With presidential nominee Julian Castro advocating for fracking to be phased out by 2035, as well as overwhelming polls around the country in favor of a fracking ban, “hydraulic fracturing” might be ousted sooner than later.
But the energy sector might be too far reliant on fracking that any humanitarian concerns won’t guarantee any wide scale shutdown. It just might not be practical at this current phase, even if it is the driving force behind higher methane levels and higher earthquake incidence across the country, as well as health dangers for residents.
Banning fracking is not a black-and-white argument though. From a humanitarian point of view, it’s definitely troublesome. Just ask the residents of Denton, Texas, which was the first Texas city place to ban the practice, albeit unsuccessfully. But from an economic standpoint, fracking contributed heavily to the shale boom in Texas.
In fact, fracking made it possible for the United States (and Texas) to be such a dominant force in oil production. It has also reportedly decreased greenhouse emissions, but many sources like Skeptical Science, believe that lowered CO2 rates are a result of decreased coal production. But of course, with increased fracking comes a decreased reliance on coal for energy production, so fracking probably has a role to play in that.
For Texas in particular though, fracking is causing a lot of concern because of wastewater pollutants that residents and state policy makers are afraid might seep into nearby rivers and lakes.
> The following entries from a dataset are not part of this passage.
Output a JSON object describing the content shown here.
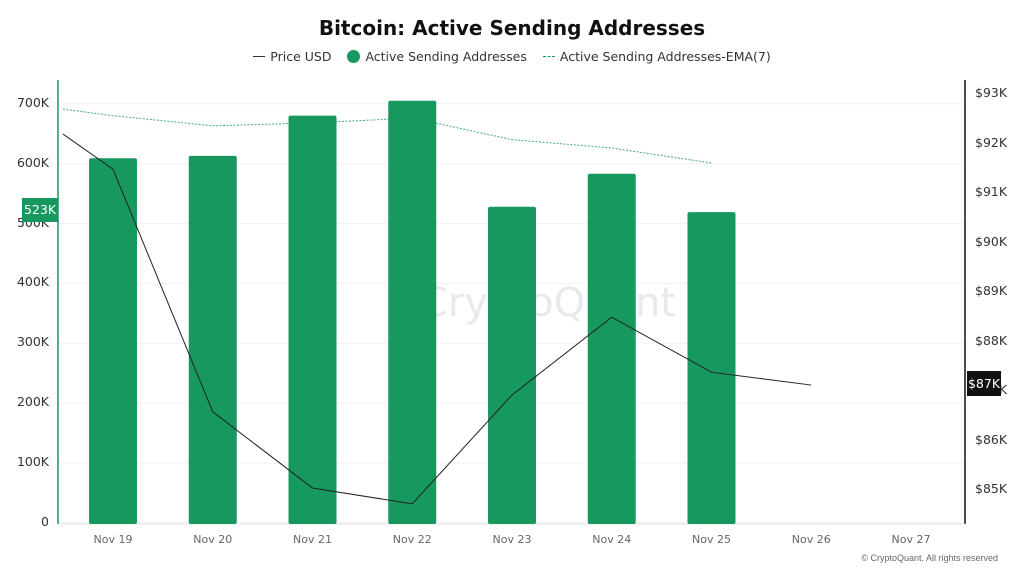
{
  "header": {
    "title": "Bitcoin: Active Sending Addresses"
  },
  "legend": {
    "items": [
      {
        "label": "Price USD",
        "style": "line",
        "color": "#333333"
      },
      {
        "label": "Active Sending Addresses",
        "style": "dot",
        "color": "#16985e"
      },
      {
        "label": "Active Sending Addresses-EMA(7)",
        "style": "dashed",
        "color": "#16985e"
      }
    ]
  },
  "axes": {
    "left_ticks": [
      "0",
      "100K",
      "200K",
      "300K",
      "400K",
      "500K",
      "600K",
      "700K"
    ],
    "right_ticks": [
      "$85K",
      "$86K",
      "$87K",
      "$88K",
      "$89K",
      "$90K",
      "$91K",
      "$92K",
      "$93K"
    ],
    "x_ticks": [
      "Nov 19",
      "Nov 20",
      "Nov 21",
      "Nov 22",
      "Nov 23",
      "Nov 24",
      "Nov 25",
      "Nov 26",
      "Nov 27"
    ]
  },
  "badges": {
    "left_current": "523K",
    "right_current": "$87K"
  },
  "watermark": "CryptoQuant",
  "footer": {
    "copyright": "© CryptoQuant. All rights reserved"
  },
  "colors": {
    "bar": "#16985e",
    "ema": "#16985e",
    "price": "#222222",
    "left_axis": "#16985e",
    "right_axis": "#111111"
  },
  "chart_data": {
    "type": "bar",
    "title": "Bitcoin: Active Sending Addresses",
    "categories": [
      "Nov 19",
      "Nov 20",
      "Nov 21",
      "Nov 22",
      "Nov 23",
      "Nov 24",
      "Nov 25",
      "Nov 26",
      "Nov 27"
    ],
    "series": [
      {
        "name": "Active Sending Addresses",
        "type": "bar",
        "axis": "left",
        "values": [
          609000,
          613000,
          680000,
          705000,
          528000,
          583000,
          519000,
          null,
          null
        ]
      },
      {
        "name": "Active Sending Addresses-EMA(7)",
        "type": "line",
        "style": "dashed",
        "axis": "left",
        "values": [
          680000,
          663000,
          668000,
          676000,
          640000,
          626000,
          601000,
          null,
          null
        ],
        "start_value_before_nov19": 691000
      },
      {
        "name": "Price USD",
        "type": "line",
        "axis": "right",
        "values": [
          91480,
          86580,
          85040,
          84720,
          86920,
          88490,
          87380,
          87120,
          null
        ],
        "start_value_before_nov19": 92190
      }
    ],
    "left_axis": {
      "label": "",
      "ylim": [
        0,
        730000
      ],
      "ticks": [
        0,
        100000,
        200000,
        300000,
        400000,
        500000,
        600000,
        700000
      ]
    },
    "right_axis": {
      "label": "",
      "ylim": [
        84300,
        93300
      ],
      "ticks": [
        85000,
        86000,
        87000,
        88000,
        89000,
        90000,
        91000,
        92000,
        93000
      ]
    },
    "current_markers": {
      "left": "523K",
      "right": "$87K"
    },
    "grid": true,
    "legend_position": "top"
  }
}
Texans are invoking the EPA to hopefully safeguard drinking water from the potential harms of fracking byproducts.
Methane is on the Rise
Vox says in their article, “Fracking May be a Bigger Climate Problem Than we Thought” that a lot of rising methane was tied to “biogenic” causes, which means animal and plant wastes. This corroborated by measuring the varying weight of isotopes. Or, in other words, fracking emitted heavier methane isotopes. Or so that was the consensus for a time.
But the overall methane picture has been complicated by Robert Howarth, who traced shale oil production as a root of increased methane levels. And as the Vox article states, this can mean that America is one of the biggest reasons why methane is so high: “Since 89 percent of the shale gas production comes from the US (Canada produced the rest), that’s a whole lot of accelerated global warming tracing right back to America’s front door. “
But there’s more than one side to the “fracking = increased global warming debate”. The EIA shows that energy-related carbon emissions went down, but that could be correlated to less coal production.
Regardless, fracking created a lot of jobs and helped solidify the country as an oil empire. Our relationship with the practice will certainly continue to be a complex one, to say the very least.